Without Enrique, they would have no nascent bug butter industry—her shares would be worth nothing. All her summer's work, all Mark's frantic organizational efforts, would be flushed down the drain. No profits—no income—no adult independence—no hot slippery fun sex with Mark—nothing but debts, and dishonor, and a bunch of smug family members all lining up to say
I told you so
 . . . "You can't take him!"

"On the contrary, miss," said Officer Gustioz, gathering up his stack of flimsies, "I can and I will."

"But what will happen to Enrique on Escobar?" asked Martya.

"Trial," said Gustioz in a voice of ghoulish satisfaction, "followed by jail, I devoutly pray. For a long, long time. I hope they append court costs. The comptroller is going to scream when I turn in my travel vouchers. It will be like a vacation, my supervisor said. You'll be back in two weeks, she said. I haven't seen my wife and family in two months . . ."

"But that's utterly wasteful," said Martya indignantly. "Why shut him up in a box on Escobar, when he could be doing humanity some real good
here
?" She was calculating the rapidly dwindling value of her shares too, Kareen guessed.

"That is between Dr. Borgos and his irate creditors," Gustioz told her. "I'm just doing my job. Finally."

Enrique looked terribly distressed. "But who will take care of all my poor little girls? You don't understand!"

Gustioz hesitated, and said in a disturbed tone, "There was no reference to any dependents in my orders." He stared in confusion at Kareen and Martya.

Martya said, "How did you get in here, anyway? How did you get past the ImpSec gate guard?"

Gustioz brandished his rumpled folder. "Page by page. It took forty minutes."

"He insisted on checking every one," Sergeant Muno explained.

Martya said urgently to the maid, "Where's Pym?"

"Gone with Lord Vorkosigan, miss."

"Jankowski?"

"Him, too."

"Anyone?"

"All the rest are gone with m'lord and m'lady."

"Damn! What about Roic?"

"He's sleeping, Miss."

"Fetch him down here."

"He won't like being waked up off-duty, miss . . ." the maid said nervously.

"Fetch him!"

Reluctantly, the maid started to drag herself out.

"Muno," said Gustioz, who'd watched this by-play with growing unease, "now." He gestured at Enrique.

"Yes, sir." Muno gripped Enrique by the elbow.

Martya grabbed Enrique's other arm. "No! Wait! You can't take him!"

Gustioz frowned at the retreating maid. "Let's go, Muno."

Muno pulled. Martya pulled back. Enrique cried, "Ow!" Kareen grabbed the first weaponlike object that came to her hand, a metal meter stick, and circled in. Gustioz tucked his folder of flimsies up under his arm and reached to detach Martya.

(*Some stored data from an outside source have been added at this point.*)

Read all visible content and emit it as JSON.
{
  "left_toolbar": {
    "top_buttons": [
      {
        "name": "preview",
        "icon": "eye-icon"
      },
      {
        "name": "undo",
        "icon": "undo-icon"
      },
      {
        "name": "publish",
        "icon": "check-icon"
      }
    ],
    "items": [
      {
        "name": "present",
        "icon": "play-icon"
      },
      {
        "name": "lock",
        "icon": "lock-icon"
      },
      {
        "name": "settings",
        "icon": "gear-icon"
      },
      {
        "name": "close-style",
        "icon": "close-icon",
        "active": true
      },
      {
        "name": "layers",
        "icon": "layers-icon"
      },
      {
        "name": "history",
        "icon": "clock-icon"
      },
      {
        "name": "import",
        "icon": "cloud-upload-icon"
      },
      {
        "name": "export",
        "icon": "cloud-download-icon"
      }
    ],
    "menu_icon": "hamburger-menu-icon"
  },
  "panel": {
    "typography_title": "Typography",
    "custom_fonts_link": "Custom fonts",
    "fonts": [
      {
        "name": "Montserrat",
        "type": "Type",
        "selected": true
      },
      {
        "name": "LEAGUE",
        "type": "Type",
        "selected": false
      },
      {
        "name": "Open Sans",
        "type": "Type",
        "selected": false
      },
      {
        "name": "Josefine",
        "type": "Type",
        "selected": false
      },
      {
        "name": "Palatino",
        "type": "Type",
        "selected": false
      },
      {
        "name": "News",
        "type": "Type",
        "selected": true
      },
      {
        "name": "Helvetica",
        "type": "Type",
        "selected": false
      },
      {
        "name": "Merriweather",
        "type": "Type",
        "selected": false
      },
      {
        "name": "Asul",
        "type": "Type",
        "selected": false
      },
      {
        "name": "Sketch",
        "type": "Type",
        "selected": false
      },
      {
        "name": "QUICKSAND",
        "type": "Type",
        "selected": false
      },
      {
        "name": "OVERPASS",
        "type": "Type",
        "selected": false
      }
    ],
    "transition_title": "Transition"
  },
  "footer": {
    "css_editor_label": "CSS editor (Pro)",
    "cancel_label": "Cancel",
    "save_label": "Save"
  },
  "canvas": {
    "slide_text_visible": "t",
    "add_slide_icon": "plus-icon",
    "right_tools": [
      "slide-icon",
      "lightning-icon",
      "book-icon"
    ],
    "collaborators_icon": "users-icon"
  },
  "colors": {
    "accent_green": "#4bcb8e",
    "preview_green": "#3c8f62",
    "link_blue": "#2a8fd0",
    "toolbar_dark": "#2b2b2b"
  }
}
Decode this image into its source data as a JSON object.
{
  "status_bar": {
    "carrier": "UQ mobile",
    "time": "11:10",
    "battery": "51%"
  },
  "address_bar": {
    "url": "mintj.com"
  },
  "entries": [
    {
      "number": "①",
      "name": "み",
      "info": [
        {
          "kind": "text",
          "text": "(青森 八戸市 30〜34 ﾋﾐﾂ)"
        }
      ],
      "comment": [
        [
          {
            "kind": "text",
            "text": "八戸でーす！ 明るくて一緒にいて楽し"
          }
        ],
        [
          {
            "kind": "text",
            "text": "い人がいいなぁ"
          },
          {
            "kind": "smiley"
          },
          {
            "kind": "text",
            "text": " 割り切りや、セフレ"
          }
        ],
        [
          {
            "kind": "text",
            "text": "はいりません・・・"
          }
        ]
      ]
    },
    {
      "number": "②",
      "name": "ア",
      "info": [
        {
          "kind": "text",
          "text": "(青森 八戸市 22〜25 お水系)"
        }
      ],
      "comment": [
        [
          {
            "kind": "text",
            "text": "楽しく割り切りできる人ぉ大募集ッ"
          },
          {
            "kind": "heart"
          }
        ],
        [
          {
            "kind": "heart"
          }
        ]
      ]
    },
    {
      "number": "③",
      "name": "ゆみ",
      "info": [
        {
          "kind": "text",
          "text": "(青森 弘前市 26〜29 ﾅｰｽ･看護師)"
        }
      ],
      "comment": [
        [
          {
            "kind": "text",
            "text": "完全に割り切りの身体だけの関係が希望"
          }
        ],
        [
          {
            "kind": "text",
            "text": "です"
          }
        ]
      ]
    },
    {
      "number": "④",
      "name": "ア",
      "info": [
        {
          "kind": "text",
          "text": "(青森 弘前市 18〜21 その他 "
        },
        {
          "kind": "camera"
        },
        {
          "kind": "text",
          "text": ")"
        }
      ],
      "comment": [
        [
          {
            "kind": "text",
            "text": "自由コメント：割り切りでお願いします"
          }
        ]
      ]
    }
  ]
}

"Hurry!" Kareen screeched at the maid, and tried to trip Muno by thrusting the meter stick between his knees. The whole mob was circling around the stretching Enrique as the pivot-point, and she succeeded. Muno released Enrique, who fell toward Martya and Gustioz. In a wild attempt to regain his balance, Muno's hand came down hard on the corner of the bug hutch peeping over the lab bench.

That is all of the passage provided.